On Thu, Apr 11, 2013 at 8:57 PM, Bob Vines <bobvines00 at gmail.com> wrote:
> Mention of the Alps plotter reminds me that
we've had various discussions
> about all the plotter mechs with broken gears but we've never worked out
> the details...
I may be able to draw up a gear like this, but like
the "gear
generator," I'd have to have the correct gear data to know what to
draw.
Understandable. If I had more numbers up front, I would have given them.
What specs should I try to draw a gear to? I have
access to both 2D &
3D drafting/modeling software (AutoCAD & SolidWorks).
Do you intend to use a 3D printer to try to manufacture the gear?
I do not. I was contemplating trying to laser-cut some out of Delrin sheet,
something I did not have access to the last time this conversation made
its rounds. As before, FDM printers do not have the resolution for such
a tiny part, and other technologies (sintered powder or UV-cured resin)
are likely to be too brittle, especially with such fine features.
I suppose these gears are spur gears with involute
gear teeth.
As far as I know that is true.
What is the pressure angle?
I do not know.
What is the total number of teeth?
What is the pitch diameter?
I do not know without digging out a printer to check. I used to have
4MP close-up pictures (taken with my gear in 2003 back when
Electronic Goldmine was surplusing the bare Alps printer mechs
for a few dollars) but I don't know exactly where those photos
are at the moment. My best approach right now would be to
drop one on a high-res flatbed scanner (1200 dpi) to get a
reasonable "to scale" picture, but I don't have a gear in front
of me at the moment (I do have them in town).

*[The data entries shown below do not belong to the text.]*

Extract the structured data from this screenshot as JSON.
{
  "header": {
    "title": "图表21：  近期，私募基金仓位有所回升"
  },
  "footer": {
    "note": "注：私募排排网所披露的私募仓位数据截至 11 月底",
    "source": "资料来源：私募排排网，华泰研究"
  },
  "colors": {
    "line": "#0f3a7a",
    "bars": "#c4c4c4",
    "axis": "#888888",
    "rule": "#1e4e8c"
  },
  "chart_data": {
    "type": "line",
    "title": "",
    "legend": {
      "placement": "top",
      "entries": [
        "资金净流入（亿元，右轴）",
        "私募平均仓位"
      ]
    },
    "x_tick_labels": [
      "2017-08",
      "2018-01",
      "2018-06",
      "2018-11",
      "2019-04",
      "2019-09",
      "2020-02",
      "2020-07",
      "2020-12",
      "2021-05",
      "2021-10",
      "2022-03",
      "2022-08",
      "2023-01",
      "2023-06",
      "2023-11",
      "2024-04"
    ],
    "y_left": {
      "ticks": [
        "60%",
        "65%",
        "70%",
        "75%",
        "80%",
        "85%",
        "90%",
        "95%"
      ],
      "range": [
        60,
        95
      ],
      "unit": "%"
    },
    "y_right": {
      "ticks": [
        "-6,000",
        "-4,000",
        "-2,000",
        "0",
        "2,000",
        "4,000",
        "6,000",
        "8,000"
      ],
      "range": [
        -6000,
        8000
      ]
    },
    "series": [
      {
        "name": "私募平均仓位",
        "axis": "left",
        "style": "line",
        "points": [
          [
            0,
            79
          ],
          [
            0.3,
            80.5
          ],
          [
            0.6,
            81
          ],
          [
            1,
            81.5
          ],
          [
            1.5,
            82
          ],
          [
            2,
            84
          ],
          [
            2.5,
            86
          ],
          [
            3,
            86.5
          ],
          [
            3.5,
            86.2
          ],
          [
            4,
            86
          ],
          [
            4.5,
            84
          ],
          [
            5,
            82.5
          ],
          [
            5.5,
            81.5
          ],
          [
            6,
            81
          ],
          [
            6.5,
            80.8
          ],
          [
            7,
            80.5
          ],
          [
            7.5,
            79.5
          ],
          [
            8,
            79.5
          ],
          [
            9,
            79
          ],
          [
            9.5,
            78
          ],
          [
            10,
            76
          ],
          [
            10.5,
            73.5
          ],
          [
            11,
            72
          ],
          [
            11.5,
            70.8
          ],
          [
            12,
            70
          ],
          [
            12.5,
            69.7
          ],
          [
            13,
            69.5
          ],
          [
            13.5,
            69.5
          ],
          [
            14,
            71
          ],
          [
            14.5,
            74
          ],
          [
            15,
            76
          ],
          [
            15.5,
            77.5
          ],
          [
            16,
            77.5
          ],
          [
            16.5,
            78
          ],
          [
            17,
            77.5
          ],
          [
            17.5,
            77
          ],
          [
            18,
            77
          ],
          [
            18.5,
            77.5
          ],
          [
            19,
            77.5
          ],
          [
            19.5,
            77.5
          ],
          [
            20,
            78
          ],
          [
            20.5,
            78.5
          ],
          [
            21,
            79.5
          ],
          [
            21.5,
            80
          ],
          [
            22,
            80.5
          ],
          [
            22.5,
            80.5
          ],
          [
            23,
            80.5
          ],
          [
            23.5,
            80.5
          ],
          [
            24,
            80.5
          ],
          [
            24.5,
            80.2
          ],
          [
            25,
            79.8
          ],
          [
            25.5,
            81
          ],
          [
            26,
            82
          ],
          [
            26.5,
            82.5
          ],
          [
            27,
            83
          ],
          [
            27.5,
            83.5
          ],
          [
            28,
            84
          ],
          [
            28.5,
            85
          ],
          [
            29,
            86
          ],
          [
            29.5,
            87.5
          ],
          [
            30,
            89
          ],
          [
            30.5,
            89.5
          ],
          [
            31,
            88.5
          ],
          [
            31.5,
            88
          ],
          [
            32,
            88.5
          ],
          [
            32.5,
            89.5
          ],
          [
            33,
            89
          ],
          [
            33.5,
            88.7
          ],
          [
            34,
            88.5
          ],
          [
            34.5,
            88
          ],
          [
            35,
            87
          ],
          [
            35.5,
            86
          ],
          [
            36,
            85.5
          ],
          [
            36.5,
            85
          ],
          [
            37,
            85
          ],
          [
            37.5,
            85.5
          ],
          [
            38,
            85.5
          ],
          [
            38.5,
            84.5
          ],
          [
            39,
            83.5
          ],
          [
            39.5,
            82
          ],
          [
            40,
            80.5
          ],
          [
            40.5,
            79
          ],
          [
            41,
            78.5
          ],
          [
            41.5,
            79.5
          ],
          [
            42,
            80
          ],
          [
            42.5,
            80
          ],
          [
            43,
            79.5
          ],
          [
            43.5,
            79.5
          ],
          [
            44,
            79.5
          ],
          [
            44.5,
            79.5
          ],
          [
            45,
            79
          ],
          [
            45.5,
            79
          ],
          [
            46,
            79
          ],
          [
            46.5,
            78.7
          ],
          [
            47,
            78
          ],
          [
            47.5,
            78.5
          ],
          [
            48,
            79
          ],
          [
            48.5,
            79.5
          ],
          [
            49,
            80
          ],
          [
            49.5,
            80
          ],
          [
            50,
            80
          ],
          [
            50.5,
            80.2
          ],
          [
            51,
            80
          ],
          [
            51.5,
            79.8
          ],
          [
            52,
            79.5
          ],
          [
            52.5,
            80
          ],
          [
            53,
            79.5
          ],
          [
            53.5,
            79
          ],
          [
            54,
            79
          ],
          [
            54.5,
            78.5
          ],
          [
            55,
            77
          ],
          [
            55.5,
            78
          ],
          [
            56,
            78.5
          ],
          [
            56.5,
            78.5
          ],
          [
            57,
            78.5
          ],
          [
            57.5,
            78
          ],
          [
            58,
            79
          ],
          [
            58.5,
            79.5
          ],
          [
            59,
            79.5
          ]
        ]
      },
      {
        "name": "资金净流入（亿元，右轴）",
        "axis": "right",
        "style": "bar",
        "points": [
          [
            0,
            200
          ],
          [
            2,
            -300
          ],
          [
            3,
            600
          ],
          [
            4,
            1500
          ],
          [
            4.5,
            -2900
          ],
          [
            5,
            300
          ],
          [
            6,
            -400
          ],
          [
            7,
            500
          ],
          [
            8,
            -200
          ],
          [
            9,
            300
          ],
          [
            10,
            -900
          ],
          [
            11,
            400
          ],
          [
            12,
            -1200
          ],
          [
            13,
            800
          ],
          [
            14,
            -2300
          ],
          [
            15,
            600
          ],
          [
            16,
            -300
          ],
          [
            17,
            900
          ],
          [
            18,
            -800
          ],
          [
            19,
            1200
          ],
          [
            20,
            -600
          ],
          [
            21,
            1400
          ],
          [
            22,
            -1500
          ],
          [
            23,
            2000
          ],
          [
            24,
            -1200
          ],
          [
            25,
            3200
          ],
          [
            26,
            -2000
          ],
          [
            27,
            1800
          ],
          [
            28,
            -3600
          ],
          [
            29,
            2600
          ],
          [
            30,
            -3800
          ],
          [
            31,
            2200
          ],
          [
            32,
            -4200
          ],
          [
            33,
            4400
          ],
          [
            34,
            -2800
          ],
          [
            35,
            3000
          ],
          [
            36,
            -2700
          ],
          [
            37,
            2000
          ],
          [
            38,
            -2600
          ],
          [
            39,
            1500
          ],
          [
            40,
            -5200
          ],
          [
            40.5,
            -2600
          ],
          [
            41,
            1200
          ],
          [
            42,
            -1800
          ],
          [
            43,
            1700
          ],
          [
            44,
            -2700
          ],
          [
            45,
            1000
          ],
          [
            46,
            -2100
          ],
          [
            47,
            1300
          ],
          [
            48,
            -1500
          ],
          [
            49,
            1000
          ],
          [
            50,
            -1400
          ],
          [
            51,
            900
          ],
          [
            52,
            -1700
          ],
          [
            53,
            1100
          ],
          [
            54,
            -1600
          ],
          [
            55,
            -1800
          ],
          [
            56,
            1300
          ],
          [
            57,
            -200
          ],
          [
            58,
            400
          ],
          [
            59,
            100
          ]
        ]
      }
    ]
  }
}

You said the face width is 1/8-inch and the shaft hole
fits a 1.27mm
diameter shaft.
That's what I've scraped from previous conversations about this
gear. I now own a micrometer so with a gear in hand, I have
a chance of confirming that to better accuracy.
Wikipedia (
https://en.wikipedia.org/wiki/Gear) has all
this info and
more -- I'm pretty sure that you are interested in only spur gears
right now, so you can skim over the other gear-type information on
that page.
*nods*
Knowing the gear specs may even allow someone to go to
the "small
gear" catalogs and maybe even be able to select an "off-the-shelf"
gear for each needed gear. It's possible.
I think we (the cctalk community at the time) looked into that and nobody
had such tiny gears with so few large teeth in their catalog. There were
calls to remove a gear and make castings (most gears are already broken
making that difficult) or using a lathe to make a fresh brass gear, etc.
Someone apparently did take a stab at a homemade brass gear but
declared it too expensive to warrant starting up a small run. Perhaps
hobby CNC has evolved to the point now where one could do a gear
with less labor and make an individually cut gear easily enough to
justify selling it for around $5. Or not.
If I have a DXF or EPS of the face of the gear, I can see if the laser
cutter can make an approximation out of Delrin for nearly free (I just
spend a few minutes when I'm already working on a run and as long
as I don't work past the quarter-hour billing tick on the tool, the time
is already paid for by the other job). I'm not positive that this will
work, but the cost is so low that it's worth a stab. Just need the
silhouette to scale and I'm good to go.